Quand l'anxiété est ancienne, diffuse, présente dans plusieurs domaines à la fois, ce travail gagne à s'inscrire dans un cadre plus structuré que quelques séances. C'est exactement ce que propose la Méthode C.A.P., le programme que j'ai conçu pour la gestion d'une anxiété tenace et ancienne.



Ni mystique, ni purement cérébral

Vous voyez sans doute où je veux en venir... Mon approche n'a rien d'un numéro de spectacle et rien non plus d'un travail exclusivement intellectuel où on comprend mais rien ne bouge. Elle emprunte aux TCC leur rigueur, cette lecture claire des mécanismes. Et elle utilise l'hypnose pour aller travailler là où l'émotion se loge, à un niveau que le raisonnement seul n'atteint pas toujours.


Je ne suis ni médecin ni psychologue, et mon travail vient en complément d'un suivi médical, jamais à sa place. Si votre anxiété est intense, ou vous inquiète physiquement, la première étape reste une consultation médicale. Pour le reste, la meilleure façon de voir si cette approche vous convient, c'est d'en parler. Le premier échange téléphonique est gratuit, et je vous dis honnêtement si l'hypnose est la bonne porte pour vous, et laquelle.




Cédric Nedellec est hypnothérapeute à Nice (cabinet au 10 rue Cronstadt et téléconsultations) depuis l'ouverture de son premier cabinet en 2017. Formé à la psychologie et à la psychopathologie, praticien en hypnose ericksonienne et thérapies brèves, il pratique une hypnose nourrie des approches et des méthodes TCC. Il est l'auteur de « Mon Guide Pratique des Émotions » et le concepteur de la Méthode C.A.P.
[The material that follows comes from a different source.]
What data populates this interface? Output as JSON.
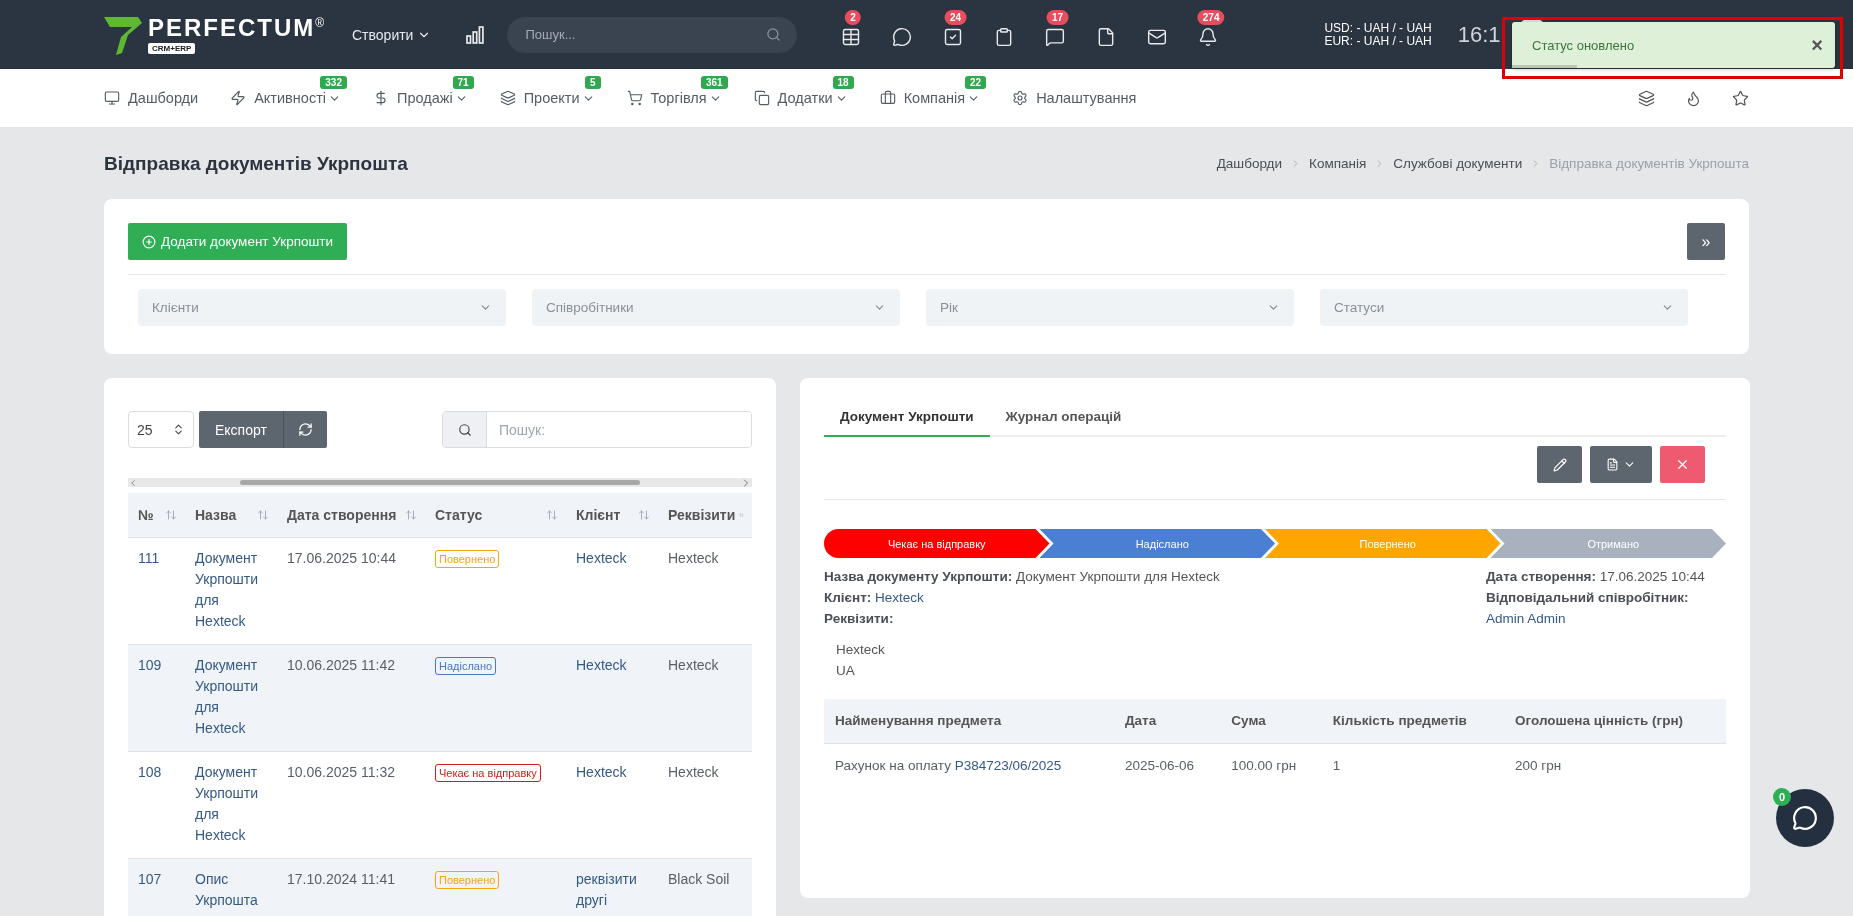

Références : Beck A.T., modèle cognitif (schémas inconditionnels, schémas conditionnels et pensées automatiques). Beck J.S. (2011), Cognitive Behavior Therapy: Basics and Beyond. Valentine K.E. et coll. (2019), The Efficacy of Hypnosis as a Treatment for Anxiety: A Meta-Analysis, International Journal of Clinical and Experimental Hypnosis, qui observe de meilleurs résultats de l'hypnose combinée à d'autres approches.



FAQ

Q1 : Quelle est la différence entre l'hypnose et les TCC

R1 : Les thérapies cognitives et comportementales offrent une lecture claire des mécanismes d'une difficulté : le schéma profond, la règle qu'on s'impose, les pensées automatiques, l'émotion et le comportement qui en découlent. L'hypnose permet d'intervenir sur ces mêmes niveaux, mais dans la langue de l'émotion plutôt que du seul raisonnement, là où comprendre ne suffit pas à changer. Les deux ne s'opposent pas : je pratique une hypnose nourrie des approches et méthodes TCC.
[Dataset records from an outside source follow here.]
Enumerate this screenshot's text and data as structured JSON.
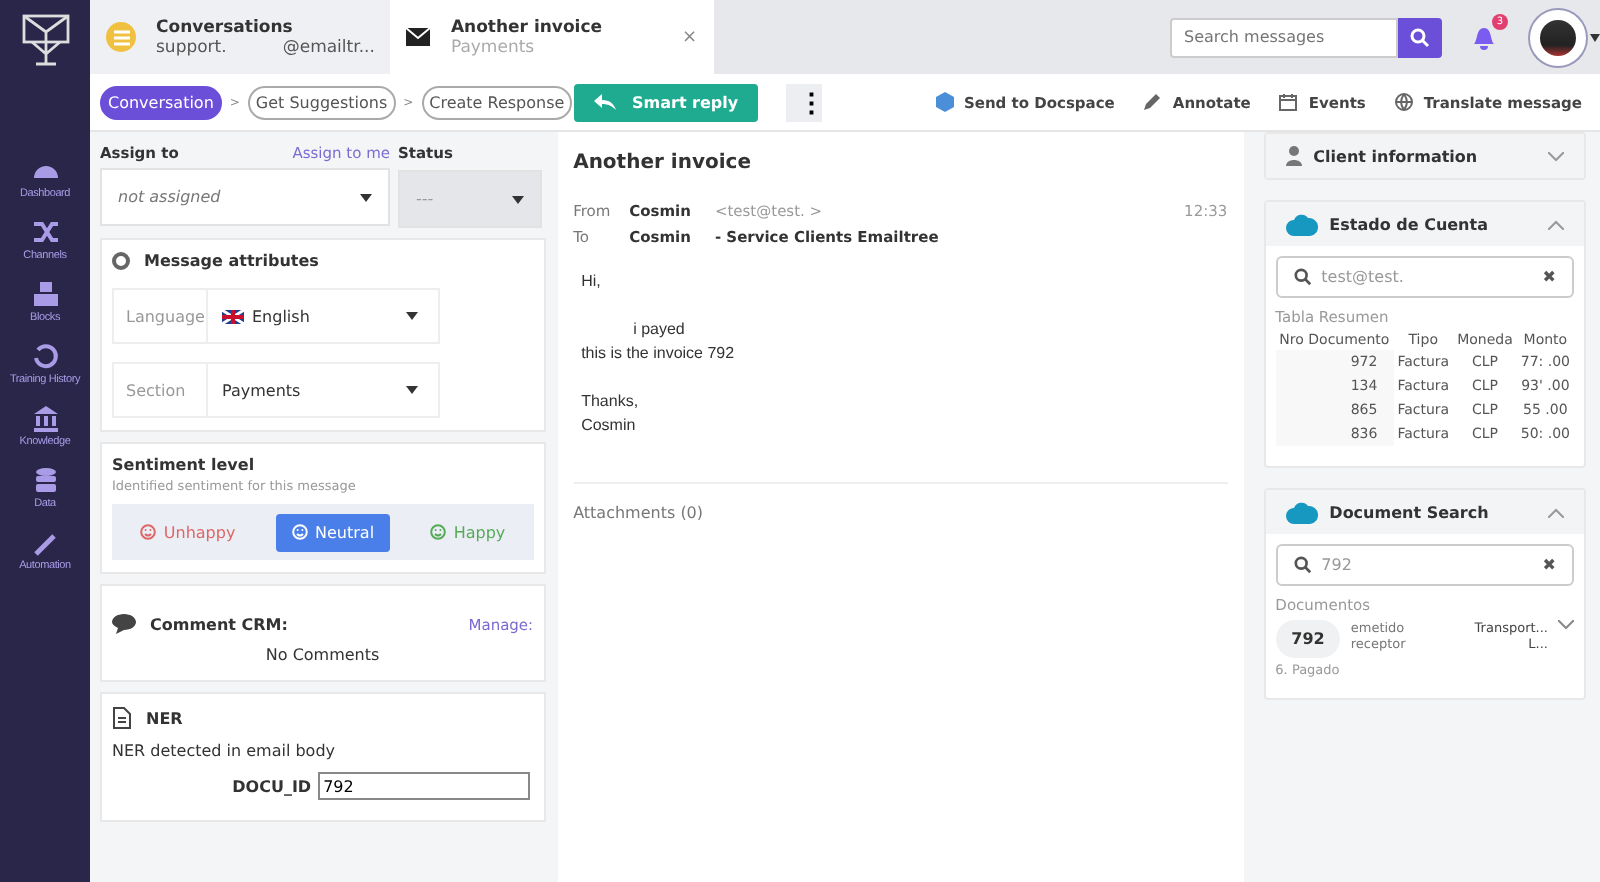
{
  "nav": [
    {
      "label": "Dashboard"
    },
    {
      "label": "Channels"
    },
    {
      "label": "Blocks"
    },
    {
      "label": "Training History"
    },
    {
      "label": "Knowledge"
    },
    {
      "label": "Data"
    },
    {
      "label": "Automation"
    }
  ],
  "tabs": [
    {
      "title": "Conversations",
      "subtitle": "support.",
      "subtitle_2": "@emailtr...",
      "selected": false
    },
    {
      "title": "Another invoice",
      "subtitle": "Payments",
      "close": "×",
      "selected": true
    }
  ],
  "search": {
    "placeholder": "Search messages"
  },
  "notifications": {
    "count": "3"
  },
  "steps": [
    {
      "label": "Conversation",
      "selected": true
    },
    {
      "label": "Get Suggestions",
      "selected": false
    },
    {
      "label": "Create Response",
      "selected": false
    }
  ],
  "step_separator": ">",
  "smart_reply": "Smart reply",
  "more": "⋮",
  "actions": [
    "Send to Docspace",
    "Annotate",
    "Events",
    "Translate message"
  ],
  "assign": {
    "label": "Assign to",
    "link": "Assign to me",
    "placeholder": "not assigned"
  },
  "status": {
    "label": "Status",
    "placeholder": "---"
  },
  "attributes": {
    "title": "Message attributes",
    "fields": [
      {
        "label": "Language",
        "value": "English"
      },
      {
        "label": "Section",
        "value": "Payments"
      }
    ]
  },
  "sentiment": {
    "title": "Sentiment level",
    "subtitle": "Identified sentiment for this message",
    "options": [
      {
        "label": "Unhappy",
        "selected": false
      },
      {
        "label": "Neutral",
        "selected": true
      },
      {
        "label": "Happy",
        "selected": false
      }
    ]
  },
  "comments": {
    "title": "Comment CRM:",
    "link": "Manage:",
    "empty": "No Comments"
  },
  "ner": {
    "title": "NER",
    "subtitle": "NER detected in email body",
    "field": "DOCU_ID",
    "value": "792"
  },
  "message": {
    "title": "Another invoice",
    "from_label": "From",
    "from_name": "Cosmin",
    "from_address": "<test@test.  >",
    "time": "12:33",
    "to_label": "To",
    "to_name": "Cosmin",
    "to_rest": "- Service Clients Emailtree",
    "body": [
      [
        "Hi,"
      ],
      [
        "i payed",
        "this is the invoice 792"
      ],
      [
        "Thanks,",
        "Cosmin"
      ]
    ],
    "attachments": "Attachments (0)"
  },
  "client_info": {
    "title": "Client information",
    "expanded": false
  },
  "account": {
    "title": "Estado de Cuenta",
    "expanded": true,
    "search": "test@test.",
    "clear": "✖",
    "table_title": "Tabla Resumen",
    "columns": [
      "Nro Documento",
      "Tipo",
      "Moneda",
      "Monto"
    ],
    "rows": [
      [
        "972",
        "Factura",
        "CLP",
        "77: .00"
      ],
      [
        "134",
        "Factura",
        "CLP",
        "93' .00"
      ],
      [
        "865",
        "Factura",
        "CLP",
        "55 .00"
      ],
      [
        "836",
        "Factura",
        "CLP",
        "50: .00"
      ]
    ]
  },
  "doc_search": {
    "title": "Document Search",
    "expanded": true,
    "search": "792",
    "clear": "✖",
    "list_title": "Documentos",
    "doc": {
      "number": "792",
      "issued_label": "emetido",
      "issued": "Transport...",
      "receiver_label": "receptor",
      "receiver": "L...",
      "status": "6. Pagado"
    }
  }
}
R2 : L'objectif n'est pas d'effacer un schéma construit sur des années, mais de lui redonner de la flexibilité. Une conviction comme « je ne suis pas à la hauteur » peut cesser d'être vécue comme une certitude pour redevenir une simple pensée, plus facile à mettre à distance quand elle réapparaît. On parle de défusion : la pensée peut encore surgir, mais elle ne vous conduit plus.